The novel also demonstrates the narrative power of covenantal love as a template for romantic fiction: the movement from practical arrangement to genuine covenant, from self-protection to self-giving, has proven endlessly repeatable across the genre Oke created precisely because it mirrors the theological structure of the Gospel narrative.
Legacy
Oke is credited as the founder of the Christian romance genre and has received numerous lifetime achievement awards from Christian publishing organizations. Her influence on subsequent Christian fiction writers - Karen Kingsbury, Beverly Lewis, Robin Lee Hatcher, Tracie Peterson - is pervasive and acknowledged. The genre she established is now by far the largest segment of the Christian publishing industry.
The Hallmark film adaptations, with their emphasis on warmth, community, and faith, extended the novel's reach to a primarily secular television audience and have been among the network's highest-rated productions. The 2003 film and its sequels reached audiences of 30-40 million viewers in North America.

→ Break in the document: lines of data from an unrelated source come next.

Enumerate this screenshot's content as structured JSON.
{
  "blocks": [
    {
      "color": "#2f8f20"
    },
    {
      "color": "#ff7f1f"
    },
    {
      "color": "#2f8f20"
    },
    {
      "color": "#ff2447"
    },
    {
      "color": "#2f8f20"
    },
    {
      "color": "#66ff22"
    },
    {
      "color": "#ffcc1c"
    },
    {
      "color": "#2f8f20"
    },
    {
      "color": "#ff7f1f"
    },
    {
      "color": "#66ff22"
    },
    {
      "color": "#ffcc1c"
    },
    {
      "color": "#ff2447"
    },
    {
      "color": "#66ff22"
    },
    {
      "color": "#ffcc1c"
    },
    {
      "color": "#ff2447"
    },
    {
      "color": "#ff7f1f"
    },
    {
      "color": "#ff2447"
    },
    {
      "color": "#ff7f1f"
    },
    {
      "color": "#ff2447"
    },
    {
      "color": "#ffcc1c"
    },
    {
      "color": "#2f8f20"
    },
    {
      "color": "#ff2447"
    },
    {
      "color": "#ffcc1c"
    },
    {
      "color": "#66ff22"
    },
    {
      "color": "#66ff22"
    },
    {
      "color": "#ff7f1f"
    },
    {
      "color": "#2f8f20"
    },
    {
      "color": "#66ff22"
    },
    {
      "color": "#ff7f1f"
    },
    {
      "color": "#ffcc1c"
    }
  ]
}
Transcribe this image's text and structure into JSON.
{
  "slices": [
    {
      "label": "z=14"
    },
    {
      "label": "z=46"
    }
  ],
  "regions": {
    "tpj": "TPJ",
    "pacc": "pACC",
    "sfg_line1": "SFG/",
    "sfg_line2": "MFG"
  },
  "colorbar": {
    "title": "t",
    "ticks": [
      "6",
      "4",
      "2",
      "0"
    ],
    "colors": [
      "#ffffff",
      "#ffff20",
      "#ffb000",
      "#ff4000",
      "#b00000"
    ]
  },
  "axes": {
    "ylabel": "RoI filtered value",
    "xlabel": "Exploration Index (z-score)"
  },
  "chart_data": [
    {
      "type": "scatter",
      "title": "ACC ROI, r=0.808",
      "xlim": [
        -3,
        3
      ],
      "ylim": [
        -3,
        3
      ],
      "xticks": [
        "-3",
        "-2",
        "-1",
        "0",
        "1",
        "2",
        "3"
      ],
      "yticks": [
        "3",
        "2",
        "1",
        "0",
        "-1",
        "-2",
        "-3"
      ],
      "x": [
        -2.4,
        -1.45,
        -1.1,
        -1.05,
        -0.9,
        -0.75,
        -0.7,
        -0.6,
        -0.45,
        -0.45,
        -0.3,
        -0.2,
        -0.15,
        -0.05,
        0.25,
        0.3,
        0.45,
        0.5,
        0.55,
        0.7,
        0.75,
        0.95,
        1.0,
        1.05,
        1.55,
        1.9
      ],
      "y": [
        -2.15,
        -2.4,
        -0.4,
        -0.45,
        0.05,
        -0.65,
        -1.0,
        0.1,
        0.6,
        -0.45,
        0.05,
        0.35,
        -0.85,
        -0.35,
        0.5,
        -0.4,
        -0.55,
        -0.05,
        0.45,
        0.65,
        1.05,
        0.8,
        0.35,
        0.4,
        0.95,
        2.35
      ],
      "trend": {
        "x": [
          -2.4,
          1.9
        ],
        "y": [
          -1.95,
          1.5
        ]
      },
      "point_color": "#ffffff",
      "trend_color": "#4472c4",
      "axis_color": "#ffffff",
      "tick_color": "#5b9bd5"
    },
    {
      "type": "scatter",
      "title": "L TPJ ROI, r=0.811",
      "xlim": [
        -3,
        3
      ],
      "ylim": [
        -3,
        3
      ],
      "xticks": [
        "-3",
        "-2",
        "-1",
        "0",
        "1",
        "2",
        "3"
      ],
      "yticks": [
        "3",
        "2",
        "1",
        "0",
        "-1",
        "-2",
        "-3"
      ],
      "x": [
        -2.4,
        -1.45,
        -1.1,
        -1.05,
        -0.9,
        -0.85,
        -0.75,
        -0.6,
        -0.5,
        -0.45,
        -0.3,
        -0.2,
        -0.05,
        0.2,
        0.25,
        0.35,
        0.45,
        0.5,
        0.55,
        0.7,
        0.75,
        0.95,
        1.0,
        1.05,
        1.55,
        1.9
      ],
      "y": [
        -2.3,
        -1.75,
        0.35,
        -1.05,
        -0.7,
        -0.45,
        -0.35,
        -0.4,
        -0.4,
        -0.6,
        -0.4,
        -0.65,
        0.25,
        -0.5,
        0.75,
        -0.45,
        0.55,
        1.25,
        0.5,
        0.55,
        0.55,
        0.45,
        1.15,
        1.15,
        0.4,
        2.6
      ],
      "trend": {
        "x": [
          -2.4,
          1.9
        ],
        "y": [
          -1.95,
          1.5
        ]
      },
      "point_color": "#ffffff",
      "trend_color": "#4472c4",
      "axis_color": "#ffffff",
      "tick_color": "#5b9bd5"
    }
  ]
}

Reading Alongside Scripture
Readers should study Ruth 1-4 (the structural biblical parallel - the widowed woman, the kinsman-redeemer, the movement from grief to covenant), 1 Corinthians 13:1-13 (the character of love the novel dramatizes), Proverbs 31:10-31 (the capable woman), Philippians 4:4-13 (contentment learned through circumstances), and Ephesians 5:22-33 (the covenant of marriage as an image of Christ's love for the church).
Further Reading
- Gina Dalfonzo, ed., The Christ-Haunted Landscape: Faith and Doubt in Flannery O'Connor (2009) - situates Christian fiction in a broader critical context. - Lynn Neal, Romancing God: Evangelical Women and Inspirational Fiction (2006) - a sociological and literary study of the evangelical romance genre that Oke created, examining its readership, its theology, and its cultural function. - Meredith Doench, Under the Influence of Books - a study of inspirational fiction that provides context for understanding Oke's place in the tradition.